To help restore services, 400 employees were brought to the area, he said, and many of the local staff even came in to work to help restore the call centre, despite the devastation caused in the region.

Ohara said the company was able to dynamically reroute customer calls from the Tokohu centre to one of the other 24 call centres across the country thanks to the deployment of the Genesys nationwide platform.

Prior to the roll-out, Docomo had 32 different systems across the nation. These systems weren't linked, so the 7300-strong call centre workforce couldn't transfer the 25 million calls the company receives from customers from one centre to another.
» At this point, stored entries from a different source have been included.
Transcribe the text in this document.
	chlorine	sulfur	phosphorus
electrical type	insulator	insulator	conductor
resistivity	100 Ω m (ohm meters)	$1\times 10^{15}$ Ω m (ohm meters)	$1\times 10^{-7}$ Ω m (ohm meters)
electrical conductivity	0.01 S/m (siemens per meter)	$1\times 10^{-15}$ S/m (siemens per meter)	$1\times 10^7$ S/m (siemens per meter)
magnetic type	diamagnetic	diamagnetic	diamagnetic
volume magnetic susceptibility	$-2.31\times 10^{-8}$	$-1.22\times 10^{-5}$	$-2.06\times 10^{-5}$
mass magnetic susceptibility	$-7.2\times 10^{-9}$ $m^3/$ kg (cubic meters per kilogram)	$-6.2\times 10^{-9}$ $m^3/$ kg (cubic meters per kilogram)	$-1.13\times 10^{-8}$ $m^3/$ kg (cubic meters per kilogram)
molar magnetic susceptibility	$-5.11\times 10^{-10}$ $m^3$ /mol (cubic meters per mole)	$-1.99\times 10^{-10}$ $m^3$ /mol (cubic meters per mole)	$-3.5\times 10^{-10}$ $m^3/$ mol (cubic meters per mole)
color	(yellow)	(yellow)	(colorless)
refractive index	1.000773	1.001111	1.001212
Docomo picked NEC as its system integrator and deployment of the new platform began in July 2009, and was completed after 14 months, in September 2010, six months before the big waves rolled in on the back of the earthquake.

In the wake of the tsunami, Ohara said Docomo now plans to expand its datacentre footprint, which consisted of a datacentre in Tokyo, to encompass a second datacentre in Osaka. He said that the company will now require 100 per cent backup of its central system and it must be able to be recovered within 24 hours. As power was out for a number of days following the tsunami, Ohara said a new requirement will be for the system to not only survive physical damage, but also the loss of electricity supply.